“At 10 years old, you died of shame for not being able to swim
At 20, for not being able to drive
At 30, for not being able to tweet”
When announced, it was criticized by some because, well — tweeting should be as natural as breathing, right?.. And yet–97% of the world population is NOT on Twitter (world stats from Wikipedia and Twitter stat from RWW).
And using Twitter… really does mean immerging yourself in a different culture to get the hang of it. When I first started, I pored over articles about who to follow, how to tweet, Twitter etiquette, etc. Being an anthro/soc-lover at heart, I discovered another culture. But..
Twitter can seem like a weird place, far far away
Twitter, among with any other number of social media tools can seem like outer space to people that have never used them before.
You just have to take a look at 5-year-olds (or younger) posting videos on YouTube of themselves giving make-up lessons or sharing why it’s important for a girl to have a job before she gets married (or else she’ll find someone else, DAMMIT) to see that kids are already using the web to interact with others, collaborate, and comment, without even realizing the cultural implications. As the authors of Wikinomics point out, “while their parents were passive consumers of media, youth today are active creators of media content and hungry for interaction.”

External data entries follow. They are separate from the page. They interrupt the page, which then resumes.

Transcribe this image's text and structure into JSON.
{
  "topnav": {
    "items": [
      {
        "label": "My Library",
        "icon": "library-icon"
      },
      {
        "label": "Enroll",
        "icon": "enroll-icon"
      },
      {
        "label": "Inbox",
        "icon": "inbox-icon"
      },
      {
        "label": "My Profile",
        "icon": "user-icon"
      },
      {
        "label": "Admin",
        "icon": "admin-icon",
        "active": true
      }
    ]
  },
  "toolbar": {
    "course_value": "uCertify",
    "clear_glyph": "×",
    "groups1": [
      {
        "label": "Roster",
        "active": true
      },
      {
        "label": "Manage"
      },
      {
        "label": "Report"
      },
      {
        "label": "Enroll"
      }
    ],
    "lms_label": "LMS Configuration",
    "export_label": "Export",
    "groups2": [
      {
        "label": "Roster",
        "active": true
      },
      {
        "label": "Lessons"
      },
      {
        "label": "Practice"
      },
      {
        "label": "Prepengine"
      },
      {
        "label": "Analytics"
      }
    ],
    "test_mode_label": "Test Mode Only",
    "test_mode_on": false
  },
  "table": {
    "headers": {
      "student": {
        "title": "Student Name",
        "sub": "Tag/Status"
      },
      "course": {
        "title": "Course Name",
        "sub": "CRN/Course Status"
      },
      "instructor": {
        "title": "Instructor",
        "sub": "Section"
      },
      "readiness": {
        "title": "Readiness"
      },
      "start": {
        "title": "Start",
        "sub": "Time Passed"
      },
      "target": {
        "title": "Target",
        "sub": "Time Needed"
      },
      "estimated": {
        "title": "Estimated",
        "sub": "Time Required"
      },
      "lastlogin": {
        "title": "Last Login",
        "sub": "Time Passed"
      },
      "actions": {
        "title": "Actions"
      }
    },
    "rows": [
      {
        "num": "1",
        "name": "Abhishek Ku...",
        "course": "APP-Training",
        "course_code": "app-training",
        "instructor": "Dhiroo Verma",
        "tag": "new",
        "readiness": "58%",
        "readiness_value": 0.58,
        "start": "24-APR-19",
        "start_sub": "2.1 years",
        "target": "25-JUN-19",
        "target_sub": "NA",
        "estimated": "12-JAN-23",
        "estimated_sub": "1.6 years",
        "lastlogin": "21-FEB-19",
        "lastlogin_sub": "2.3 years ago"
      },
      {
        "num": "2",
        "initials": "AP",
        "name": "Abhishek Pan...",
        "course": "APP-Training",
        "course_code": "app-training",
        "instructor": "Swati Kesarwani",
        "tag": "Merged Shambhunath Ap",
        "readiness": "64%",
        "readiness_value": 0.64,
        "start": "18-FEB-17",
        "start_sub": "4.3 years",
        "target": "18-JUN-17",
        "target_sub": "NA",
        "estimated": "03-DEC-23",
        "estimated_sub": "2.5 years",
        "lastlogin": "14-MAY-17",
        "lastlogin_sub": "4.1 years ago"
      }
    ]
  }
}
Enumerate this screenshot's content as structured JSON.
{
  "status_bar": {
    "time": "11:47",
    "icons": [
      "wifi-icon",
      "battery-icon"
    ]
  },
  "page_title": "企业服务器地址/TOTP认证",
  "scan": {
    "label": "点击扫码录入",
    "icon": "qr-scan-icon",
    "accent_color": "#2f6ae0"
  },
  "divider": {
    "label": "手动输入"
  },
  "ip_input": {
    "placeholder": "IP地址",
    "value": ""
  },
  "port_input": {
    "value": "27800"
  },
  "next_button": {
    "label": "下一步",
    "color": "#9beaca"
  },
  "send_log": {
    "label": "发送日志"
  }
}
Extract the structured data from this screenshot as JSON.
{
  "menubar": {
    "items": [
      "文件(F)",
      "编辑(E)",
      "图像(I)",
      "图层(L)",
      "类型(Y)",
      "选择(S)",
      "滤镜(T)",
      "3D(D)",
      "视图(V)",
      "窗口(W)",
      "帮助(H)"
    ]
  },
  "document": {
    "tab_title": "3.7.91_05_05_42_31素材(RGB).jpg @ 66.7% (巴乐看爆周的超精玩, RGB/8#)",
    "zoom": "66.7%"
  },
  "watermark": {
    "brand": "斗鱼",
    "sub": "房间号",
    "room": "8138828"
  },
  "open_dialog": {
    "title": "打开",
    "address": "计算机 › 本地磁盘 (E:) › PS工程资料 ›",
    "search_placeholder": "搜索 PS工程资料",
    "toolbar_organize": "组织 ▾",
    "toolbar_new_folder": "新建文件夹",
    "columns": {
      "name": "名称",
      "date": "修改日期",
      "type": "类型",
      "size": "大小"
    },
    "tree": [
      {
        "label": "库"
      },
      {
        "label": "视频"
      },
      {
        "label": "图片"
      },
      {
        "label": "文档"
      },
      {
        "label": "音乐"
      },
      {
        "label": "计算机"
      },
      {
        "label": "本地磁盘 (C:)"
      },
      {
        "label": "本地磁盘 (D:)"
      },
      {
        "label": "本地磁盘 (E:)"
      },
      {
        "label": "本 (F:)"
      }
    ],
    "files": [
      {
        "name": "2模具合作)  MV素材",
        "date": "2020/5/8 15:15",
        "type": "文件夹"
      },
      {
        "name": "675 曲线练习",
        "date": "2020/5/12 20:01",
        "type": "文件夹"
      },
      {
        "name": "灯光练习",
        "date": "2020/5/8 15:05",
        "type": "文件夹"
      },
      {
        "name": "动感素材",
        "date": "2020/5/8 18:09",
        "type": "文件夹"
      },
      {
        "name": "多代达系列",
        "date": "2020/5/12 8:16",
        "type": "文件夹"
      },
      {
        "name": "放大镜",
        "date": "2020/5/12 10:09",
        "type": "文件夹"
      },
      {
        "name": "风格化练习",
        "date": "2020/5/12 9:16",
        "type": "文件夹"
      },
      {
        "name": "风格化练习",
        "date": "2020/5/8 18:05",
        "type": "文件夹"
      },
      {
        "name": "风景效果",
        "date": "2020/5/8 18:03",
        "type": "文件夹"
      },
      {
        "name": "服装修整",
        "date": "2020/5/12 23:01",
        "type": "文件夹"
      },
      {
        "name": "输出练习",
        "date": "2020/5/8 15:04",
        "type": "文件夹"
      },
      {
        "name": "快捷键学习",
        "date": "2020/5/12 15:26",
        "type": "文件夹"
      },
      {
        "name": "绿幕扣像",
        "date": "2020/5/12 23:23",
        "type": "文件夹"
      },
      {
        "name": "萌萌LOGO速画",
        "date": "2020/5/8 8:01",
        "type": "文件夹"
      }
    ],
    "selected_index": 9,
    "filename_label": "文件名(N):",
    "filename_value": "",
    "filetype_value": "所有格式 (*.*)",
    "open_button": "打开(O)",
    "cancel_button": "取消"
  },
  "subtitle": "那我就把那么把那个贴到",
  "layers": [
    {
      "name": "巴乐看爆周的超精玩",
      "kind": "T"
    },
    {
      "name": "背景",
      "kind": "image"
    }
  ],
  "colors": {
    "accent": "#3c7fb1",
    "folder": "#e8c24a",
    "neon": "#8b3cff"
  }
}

the end of the world is coming
Or at least the world as we know it. OK, I’ll admit it — I believe in the Mayan prophecies and that the world is going to end in 2012. Not the physical world, though ; just the world as we know it. Every day there is a revolution of some sort, it seems — political, cultural, ethical, you name it. Ray Kurzweil predicted the exponential acceleration of technological and innovational change, and the daily newspaper proves him right every day.
It seems like now you can even predict certain situations or say you could have seen it coming. The photo of Kate Middleton as she crouched down on the royal balcony was bound to be photoshopped so it looked she she was giving him… a first wedding gift..
no adult left behind
It’s up to those of us that are continually using the web to show others why it’s important that they be there, young and old. The Web provides unlimited opportunities. Two years ago, I first began working online as a community manager. And I’ve never looked back. If I hadn’t started working online, I never would have moved to Paris, or met some amazing friends, be living where I am, staying in a Shangri-La Hotel, — the list goes on.
For those that haven’t made the digital jump, though, people that have blogs, and post videos, and use Twitter can still seem like straight-out geeks. Which is a hindrance not just between generations, but has serious implications for business.
Which leaves me with two thoughts…
1. Are we headed towards a gift economy?
Gary Vaynerchuck calls it the “Thank you Economy,” but will those that are digitally savvy give their time to help others learn how to use various tools as they emerge (many of you do already, just by having a blog. It’s just up to “offline people” to find them and read them). In gift economies, money isn’t king — it’s intangible things that are valuable. i.e. every time you give someone a hand by recommending their product, introducing them to someone, teaching them something, you earn status. It’s not about how much money you have, it’s about how much you offer to others that makes you “rich” and influential.
2. Or are geeks and digital natives about to take over the world?
Or will those that are digitally savvy become insanely rich as they exploit “offline people” for their lack of knowledge about the subject forever becoming the future rulers of the New Order? After all, if news breaks first on Twitter (and now it’s starting to), those of us that are connected are “in the know” well in advance of anyone waiting to watch it on TV or listen to it on the radio.
(Digital) knowledge is power, isn’t it?